State Tax Collections Up
By Elaine S. Povich, Staff Writer
States experienced a dramatic increase in tax collections in the first quarter of 2013 over the first quarter of 2012 — an average 9.3 percent rise — mostly from growth in personal income tax collections and a recovering economy, according to a new report. The increases are fueling debate in the states about how to handle the windfalls.
North Dakota’s revenue jumped 74.6 percent, compared to a year ago, reflecting the oil boom, while California’s went up 34.9 percent in the year-to-year comparison by the Nelson A. Rockefeller Institute of Government at the State University of New York.
In California, state lawmakers are debating what to do with their $4.5 billion more in revenue, which has led to a re-estimation of the state’s budget. As in many other states, California’s education, transportation and infrastructure sectors are competing for more funding.
On Monday, Democrats in the legislature urged more spending on social, health and educational programs, especially the state’s “Middle Class Scholarship” program that cuts costs for tuition at state universities. But Republicans told Capital Public Radio such spending would undermine a cautious tack first articulated by Gov. Jerry Brown. A budget is due by June 15.
|Top Five: States with biggest tax revenue increases|
|(First Quarter 2013 over First Quarter 2012)
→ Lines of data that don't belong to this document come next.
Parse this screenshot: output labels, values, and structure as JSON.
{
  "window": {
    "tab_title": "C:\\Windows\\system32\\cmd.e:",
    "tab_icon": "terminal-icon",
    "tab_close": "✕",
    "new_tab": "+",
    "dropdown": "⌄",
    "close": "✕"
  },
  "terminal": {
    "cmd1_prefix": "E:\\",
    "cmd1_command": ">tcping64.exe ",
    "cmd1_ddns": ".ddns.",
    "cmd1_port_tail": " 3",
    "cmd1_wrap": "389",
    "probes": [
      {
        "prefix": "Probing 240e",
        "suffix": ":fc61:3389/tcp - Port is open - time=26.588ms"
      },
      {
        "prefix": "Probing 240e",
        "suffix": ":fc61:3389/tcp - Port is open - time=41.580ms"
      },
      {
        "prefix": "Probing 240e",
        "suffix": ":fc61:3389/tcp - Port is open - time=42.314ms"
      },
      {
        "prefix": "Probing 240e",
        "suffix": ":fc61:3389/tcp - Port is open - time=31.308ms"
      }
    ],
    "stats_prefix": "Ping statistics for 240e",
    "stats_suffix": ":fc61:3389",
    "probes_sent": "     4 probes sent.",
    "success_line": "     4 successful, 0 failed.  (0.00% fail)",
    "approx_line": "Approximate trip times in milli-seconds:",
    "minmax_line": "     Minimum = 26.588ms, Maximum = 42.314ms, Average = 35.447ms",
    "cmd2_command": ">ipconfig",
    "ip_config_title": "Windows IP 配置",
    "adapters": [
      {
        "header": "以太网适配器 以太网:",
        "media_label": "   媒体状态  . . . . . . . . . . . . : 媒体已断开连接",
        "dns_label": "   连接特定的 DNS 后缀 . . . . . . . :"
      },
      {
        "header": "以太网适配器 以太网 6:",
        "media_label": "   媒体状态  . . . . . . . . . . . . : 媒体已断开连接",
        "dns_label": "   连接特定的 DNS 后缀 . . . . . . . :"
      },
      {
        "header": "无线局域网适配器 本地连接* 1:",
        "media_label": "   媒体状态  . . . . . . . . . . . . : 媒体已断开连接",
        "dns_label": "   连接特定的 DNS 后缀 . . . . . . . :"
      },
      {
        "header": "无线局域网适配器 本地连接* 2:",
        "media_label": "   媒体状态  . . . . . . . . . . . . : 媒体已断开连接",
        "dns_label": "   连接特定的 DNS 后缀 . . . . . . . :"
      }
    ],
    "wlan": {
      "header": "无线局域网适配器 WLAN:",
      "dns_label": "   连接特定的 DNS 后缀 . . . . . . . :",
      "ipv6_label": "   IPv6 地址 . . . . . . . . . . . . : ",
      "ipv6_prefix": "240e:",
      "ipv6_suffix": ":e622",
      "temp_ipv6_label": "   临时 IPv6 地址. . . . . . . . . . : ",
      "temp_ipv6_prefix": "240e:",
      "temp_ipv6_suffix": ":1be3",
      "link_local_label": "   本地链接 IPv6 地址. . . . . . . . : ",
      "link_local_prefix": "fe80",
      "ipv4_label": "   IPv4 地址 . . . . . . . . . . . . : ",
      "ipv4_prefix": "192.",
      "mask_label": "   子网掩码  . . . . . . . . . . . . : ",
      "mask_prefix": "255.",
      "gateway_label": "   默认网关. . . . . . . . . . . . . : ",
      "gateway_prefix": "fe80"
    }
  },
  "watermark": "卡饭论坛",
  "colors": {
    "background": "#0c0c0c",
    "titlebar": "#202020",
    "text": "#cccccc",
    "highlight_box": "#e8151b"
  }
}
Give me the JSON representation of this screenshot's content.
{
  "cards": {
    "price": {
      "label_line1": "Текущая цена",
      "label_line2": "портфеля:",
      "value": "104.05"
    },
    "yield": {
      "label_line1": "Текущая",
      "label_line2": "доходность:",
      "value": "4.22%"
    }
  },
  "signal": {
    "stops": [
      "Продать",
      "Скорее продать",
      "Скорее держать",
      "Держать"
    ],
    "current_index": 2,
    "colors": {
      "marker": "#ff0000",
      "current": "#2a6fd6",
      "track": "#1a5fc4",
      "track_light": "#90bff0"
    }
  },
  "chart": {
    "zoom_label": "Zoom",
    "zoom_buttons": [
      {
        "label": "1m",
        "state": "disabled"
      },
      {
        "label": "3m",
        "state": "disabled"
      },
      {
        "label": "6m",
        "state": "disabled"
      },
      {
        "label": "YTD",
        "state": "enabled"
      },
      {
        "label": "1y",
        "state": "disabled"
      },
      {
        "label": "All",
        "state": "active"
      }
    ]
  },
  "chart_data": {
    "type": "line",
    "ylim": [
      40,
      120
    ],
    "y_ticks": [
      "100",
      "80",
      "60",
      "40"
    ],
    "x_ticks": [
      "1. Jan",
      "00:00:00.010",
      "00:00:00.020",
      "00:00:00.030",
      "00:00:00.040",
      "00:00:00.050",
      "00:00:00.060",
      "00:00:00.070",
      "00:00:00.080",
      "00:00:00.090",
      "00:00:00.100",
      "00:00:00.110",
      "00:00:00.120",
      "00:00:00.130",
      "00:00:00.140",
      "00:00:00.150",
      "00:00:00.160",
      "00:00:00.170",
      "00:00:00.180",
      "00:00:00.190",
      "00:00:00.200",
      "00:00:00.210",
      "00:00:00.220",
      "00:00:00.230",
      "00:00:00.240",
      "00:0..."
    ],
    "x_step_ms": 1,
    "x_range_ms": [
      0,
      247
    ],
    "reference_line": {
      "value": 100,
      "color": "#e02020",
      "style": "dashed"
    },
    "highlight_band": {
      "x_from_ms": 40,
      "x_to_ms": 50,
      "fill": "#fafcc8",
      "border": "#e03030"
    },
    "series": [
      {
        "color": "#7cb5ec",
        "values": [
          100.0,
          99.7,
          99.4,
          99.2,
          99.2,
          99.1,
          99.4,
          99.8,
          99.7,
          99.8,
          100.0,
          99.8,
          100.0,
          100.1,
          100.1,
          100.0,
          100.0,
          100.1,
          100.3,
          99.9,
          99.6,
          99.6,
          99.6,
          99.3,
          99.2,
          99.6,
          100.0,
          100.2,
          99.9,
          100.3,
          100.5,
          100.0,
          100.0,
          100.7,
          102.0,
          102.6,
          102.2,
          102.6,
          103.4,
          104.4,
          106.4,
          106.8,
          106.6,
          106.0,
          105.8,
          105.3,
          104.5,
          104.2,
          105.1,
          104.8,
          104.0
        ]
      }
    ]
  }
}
|Source: Rockefeller Institute of Government.|
The Rockefeller Institute's compilation of preliminary data from 47 states shows that 39 states had revenue gains while eight states reported declines. Personal income tax collections had the strongest growth among the major taxes, at 17.6 percent. Sales tax growth was 6 percent, and corporate income tax growth was 3.5 percent.
The institute attributed much of the growth to acceleration of income into calendar year 2012, in an effort to avoid the possibility of higher federal taxes later in 2013. It noted that California, where income tax collections grew by nearly $6.3 billion, or 52.2 percent, in the first quarter of 2013, accounted for a large part of the increase overall. Excluding California, the rest of the nation showed growth of an average of a 9 percent in the first quarter of 2013.
Lucy Dadayan, senior policy analyst at the institute, cautioned against reading too much into the revenue growth, noting that the federal “fiscal cliff” and sequestration have affected state revenues. She also cautioned about the “spending side” of state budgets.
“On one hand, we have slowly improving revenues, and on the other hand we have rapidly growing spending pressures, including rising health care costs and growing pension liabilities,” she said. “This leads to a growing gap between revenues and expenditures, which in the long run would not be sustainable.”
The report noted that state tax revenue has been continuously recovering for more than three years, but is slower and more prolonged than previous recoveries, and is still far from a full recovery. While good news, the institute said the increase is “likely not an indication of rapid improvement in underlying economic factors.”